Aus der Kirche klingt ein Engelschor. Sirenengesang und ich bin nicht gefesselt, also betrete ich den Tempel. Überraschend protestantisch gehalten das Ganze. Stumpfe Holzbänke in hellem Braun unter halbdurchsichtig gewordenem Hochglanzlack, von sitzenden Ärschen über Jahrzehnte. Kein Barock, gesucht modern, beschnitten irgendwie – Schweiz. Vorne, unter dem Kreuz, steht ein gemischter Chor in Mittelstand-Aufmachung: karierte kurzärmelige Hemden, weisse Stoffhosen bei den Mädels, Dreiviertelhosen den Herren, Birkenstocksandalen unisex. Sie singen Deutsch: «Dass sie sich nicht erbarmt, dass sie sich nicht erbarmt, dasssss sieeee sich nicht erbaaaarmt – sich nicht erbaaaaarmt», «der Herr hat mich verlassen, der Herr hat mich verlaaaassen» und irgendetwas von «kann auch ein Weib …». Weiter versteh ich nicht, die Zeilen verschwimmen im Hall und dem dumpfen Luftdruck aus den Orgelpfeifen.

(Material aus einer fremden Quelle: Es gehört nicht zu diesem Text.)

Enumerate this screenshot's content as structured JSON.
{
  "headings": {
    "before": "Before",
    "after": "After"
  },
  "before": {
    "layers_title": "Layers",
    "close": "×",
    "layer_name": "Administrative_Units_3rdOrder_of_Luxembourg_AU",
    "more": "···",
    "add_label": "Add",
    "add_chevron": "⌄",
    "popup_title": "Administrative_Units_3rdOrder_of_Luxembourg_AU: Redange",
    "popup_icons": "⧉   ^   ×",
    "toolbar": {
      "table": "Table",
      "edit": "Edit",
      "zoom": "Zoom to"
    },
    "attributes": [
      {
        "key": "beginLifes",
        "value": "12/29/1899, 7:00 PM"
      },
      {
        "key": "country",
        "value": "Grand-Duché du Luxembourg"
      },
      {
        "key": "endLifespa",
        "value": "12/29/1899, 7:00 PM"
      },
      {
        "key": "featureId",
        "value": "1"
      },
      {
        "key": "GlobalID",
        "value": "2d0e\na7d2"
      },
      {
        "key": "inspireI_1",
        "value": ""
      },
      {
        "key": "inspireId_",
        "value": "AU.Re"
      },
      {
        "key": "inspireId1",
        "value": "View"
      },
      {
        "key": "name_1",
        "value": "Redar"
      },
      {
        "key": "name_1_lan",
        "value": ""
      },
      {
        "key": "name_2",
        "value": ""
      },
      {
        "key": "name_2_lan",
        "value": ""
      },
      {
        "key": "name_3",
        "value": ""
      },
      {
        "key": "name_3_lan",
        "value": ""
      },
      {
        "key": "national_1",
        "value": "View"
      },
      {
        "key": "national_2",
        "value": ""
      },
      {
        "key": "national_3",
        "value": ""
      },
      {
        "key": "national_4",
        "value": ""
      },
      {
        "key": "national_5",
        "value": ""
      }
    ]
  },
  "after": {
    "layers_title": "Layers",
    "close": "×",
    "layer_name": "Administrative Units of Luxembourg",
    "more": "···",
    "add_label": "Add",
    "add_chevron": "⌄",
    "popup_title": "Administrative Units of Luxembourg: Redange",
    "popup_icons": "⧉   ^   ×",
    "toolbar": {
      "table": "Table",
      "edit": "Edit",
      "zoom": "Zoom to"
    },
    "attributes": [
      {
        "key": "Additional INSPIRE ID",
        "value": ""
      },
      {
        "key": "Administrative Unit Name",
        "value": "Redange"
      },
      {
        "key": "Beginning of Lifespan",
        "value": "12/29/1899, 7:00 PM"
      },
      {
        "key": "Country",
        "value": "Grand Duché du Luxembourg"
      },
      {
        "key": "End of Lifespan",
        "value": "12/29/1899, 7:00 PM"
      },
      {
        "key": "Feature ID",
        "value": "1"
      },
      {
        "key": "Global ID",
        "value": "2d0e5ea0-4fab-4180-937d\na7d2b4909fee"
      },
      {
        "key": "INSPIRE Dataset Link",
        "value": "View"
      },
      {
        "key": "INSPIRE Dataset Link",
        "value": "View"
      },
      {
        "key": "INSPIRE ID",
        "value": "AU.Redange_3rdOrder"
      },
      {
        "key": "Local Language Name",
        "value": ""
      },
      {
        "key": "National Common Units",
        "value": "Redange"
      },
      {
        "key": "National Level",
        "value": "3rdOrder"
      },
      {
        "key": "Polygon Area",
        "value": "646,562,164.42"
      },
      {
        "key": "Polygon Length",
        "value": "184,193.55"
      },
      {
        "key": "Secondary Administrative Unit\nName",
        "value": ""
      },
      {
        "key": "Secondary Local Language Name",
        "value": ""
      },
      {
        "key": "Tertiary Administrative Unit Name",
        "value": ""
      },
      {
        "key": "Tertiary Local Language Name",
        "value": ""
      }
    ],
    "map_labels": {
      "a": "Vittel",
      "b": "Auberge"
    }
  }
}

Läuterung, jetzt bin ich mal wieder am Weinen, als einziger Zuschauer auf den Rängen, die SängerInnen schauen ganz karitativ und der dicke, von einem vollgeschwitzten Leinenhemd behangene Dirigent kommt zu mir, sagt kein Wort und hält mir dafür eine Hand auf die Schulter. Ich trinke mein Dosenbier leer und verlass den Laden.

Vor der Kirche trinken Amerikanische Touristen Bourbon – Four Roses. Ich zieh mir noch ein Efes in der Dönerbude, gelbgrüner Wimpel mit rotem Stern hängt über dem Kühlschrank. Dann zurück an den Bahnhof. Der IR 15 steht auf Gleis 2, bereit mich nachhausezuschaukeln, ungleichmässig kalt, die Hälfte der Klimaanlagen sind kaputt. Wo kommt man denn da hin.